Той ночью я заплакал. Хотелось провалиться в безвестность, перестать ходить в чужой шкуре. Засыпая, держал за руку надежду, что сейчас всё закончится, но утром оказался в той же комнате, в которой уснул. Снова заплакал. Похоже, меня тогда знатно прорвало. Хватило на сутки хождения с кирпичной рожей. День назад меня испепелила американская ядерная бомба. Моя страна сгорела в ядерной войне, подозреваю, что остальной мир хапнул не одну тысячу атомных братишек, и это осознание наложилось на присутствие в чужом мире, в чужом теле и в чужой семье.

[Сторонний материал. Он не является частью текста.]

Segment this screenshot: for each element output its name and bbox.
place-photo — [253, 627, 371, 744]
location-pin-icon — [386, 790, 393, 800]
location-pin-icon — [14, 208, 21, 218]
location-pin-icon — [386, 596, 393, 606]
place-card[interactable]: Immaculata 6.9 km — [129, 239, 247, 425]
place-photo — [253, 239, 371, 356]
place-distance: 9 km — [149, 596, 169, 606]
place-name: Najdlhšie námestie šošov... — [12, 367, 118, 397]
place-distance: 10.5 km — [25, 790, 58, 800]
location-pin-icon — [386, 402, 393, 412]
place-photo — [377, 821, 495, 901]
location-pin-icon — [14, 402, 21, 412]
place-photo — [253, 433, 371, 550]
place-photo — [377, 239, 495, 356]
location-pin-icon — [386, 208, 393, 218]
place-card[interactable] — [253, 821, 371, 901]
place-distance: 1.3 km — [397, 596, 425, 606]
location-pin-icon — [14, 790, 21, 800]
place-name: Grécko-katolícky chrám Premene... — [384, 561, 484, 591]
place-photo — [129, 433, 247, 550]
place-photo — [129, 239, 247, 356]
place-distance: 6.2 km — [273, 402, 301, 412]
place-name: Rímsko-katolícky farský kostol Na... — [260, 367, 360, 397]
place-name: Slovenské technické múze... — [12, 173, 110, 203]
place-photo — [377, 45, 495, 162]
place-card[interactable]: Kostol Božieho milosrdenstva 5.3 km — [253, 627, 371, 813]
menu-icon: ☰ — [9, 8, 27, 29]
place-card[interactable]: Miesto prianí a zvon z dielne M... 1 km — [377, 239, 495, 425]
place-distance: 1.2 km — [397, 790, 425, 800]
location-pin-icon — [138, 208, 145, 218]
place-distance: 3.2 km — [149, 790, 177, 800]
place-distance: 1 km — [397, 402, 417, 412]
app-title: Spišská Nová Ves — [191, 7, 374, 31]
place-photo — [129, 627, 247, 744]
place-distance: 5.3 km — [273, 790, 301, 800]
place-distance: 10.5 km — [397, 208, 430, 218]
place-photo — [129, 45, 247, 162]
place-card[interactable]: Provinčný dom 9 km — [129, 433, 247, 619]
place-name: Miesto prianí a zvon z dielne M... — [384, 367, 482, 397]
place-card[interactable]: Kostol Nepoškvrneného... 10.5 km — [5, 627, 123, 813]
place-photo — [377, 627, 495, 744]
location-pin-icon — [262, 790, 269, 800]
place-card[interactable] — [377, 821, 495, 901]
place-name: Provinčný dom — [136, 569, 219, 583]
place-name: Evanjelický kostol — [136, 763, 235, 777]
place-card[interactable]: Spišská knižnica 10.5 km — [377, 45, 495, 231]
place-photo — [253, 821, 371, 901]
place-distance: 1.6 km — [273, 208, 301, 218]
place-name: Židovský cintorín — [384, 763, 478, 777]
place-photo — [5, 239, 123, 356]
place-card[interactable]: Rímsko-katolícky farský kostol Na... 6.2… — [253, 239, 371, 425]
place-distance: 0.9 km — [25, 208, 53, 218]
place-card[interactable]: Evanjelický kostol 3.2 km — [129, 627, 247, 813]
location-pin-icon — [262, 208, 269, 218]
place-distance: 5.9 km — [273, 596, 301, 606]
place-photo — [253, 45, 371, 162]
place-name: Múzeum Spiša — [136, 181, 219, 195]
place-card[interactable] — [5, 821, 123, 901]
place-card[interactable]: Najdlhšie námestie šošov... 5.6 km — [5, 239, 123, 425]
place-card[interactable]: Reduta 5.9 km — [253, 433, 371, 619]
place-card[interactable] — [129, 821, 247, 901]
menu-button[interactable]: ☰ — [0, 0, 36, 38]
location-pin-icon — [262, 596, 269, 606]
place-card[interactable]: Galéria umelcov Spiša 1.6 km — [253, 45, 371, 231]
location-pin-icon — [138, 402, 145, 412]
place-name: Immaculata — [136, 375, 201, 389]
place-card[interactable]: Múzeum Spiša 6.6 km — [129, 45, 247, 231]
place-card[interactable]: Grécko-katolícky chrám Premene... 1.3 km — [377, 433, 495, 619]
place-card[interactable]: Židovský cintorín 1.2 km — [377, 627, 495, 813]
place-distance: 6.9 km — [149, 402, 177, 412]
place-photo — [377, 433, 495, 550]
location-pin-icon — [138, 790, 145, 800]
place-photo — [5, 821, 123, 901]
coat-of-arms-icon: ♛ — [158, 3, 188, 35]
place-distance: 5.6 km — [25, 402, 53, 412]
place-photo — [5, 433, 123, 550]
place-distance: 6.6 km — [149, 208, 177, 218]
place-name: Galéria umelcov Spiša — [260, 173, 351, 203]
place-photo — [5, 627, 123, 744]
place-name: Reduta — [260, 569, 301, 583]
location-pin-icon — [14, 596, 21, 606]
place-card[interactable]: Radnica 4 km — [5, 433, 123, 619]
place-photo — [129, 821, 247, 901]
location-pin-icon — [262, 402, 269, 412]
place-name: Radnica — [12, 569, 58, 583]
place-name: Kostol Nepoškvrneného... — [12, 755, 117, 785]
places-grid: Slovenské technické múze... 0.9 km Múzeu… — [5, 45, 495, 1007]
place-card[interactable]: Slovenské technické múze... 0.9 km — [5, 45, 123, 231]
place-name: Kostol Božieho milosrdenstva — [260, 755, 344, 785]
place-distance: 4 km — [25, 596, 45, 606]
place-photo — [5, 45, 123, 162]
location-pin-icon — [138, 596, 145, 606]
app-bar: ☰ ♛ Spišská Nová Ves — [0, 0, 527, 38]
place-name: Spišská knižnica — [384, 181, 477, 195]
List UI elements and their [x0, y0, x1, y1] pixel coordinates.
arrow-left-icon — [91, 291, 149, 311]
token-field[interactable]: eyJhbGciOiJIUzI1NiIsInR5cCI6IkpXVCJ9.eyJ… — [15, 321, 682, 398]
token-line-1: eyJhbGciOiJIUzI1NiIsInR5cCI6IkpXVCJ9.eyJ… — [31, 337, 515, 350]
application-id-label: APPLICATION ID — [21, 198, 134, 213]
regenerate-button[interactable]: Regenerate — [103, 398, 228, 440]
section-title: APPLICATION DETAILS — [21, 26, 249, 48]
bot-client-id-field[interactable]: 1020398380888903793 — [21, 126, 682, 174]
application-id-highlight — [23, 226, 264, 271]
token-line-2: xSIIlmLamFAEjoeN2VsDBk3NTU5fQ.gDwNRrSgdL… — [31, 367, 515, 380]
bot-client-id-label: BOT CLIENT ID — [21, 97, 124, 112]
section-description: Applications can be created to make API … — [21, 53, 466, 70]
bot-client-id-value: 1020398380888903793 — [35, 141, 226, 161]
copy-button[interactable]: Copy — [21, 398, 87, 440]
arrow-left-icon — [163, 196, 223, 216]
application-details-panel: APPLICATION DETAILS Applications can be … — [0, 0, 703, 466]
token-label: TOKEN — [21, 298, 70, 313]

Пытаясь облегчить страдания, я взял карандаш и лист со стола, изображая письмо воображаемому другу. По технике, обученной терапевтом, должен был выговориться, а получилось только одно и то же повторяющееся: “Я шиз, я шиз, я шиз, я шиз”.
Виктория Револиевна, увидев меня тогда в слезах, включила суперматеринские чувства: опоила чаем, дала валерьянки, из-за чего я стал траводышащим драконом, наконец, приказала домохозяйке приготовить мой любимый завтрак. Заприметил, что она прямо-таки комфортик, в отличие от “таскателя гантелей”, директора автозавода Григория Озёрова.
– Но сын, ты же с детского сада не плакал, – подперев голову кулачком, она озабоченно рассматривала меня. – Ты сам не свой!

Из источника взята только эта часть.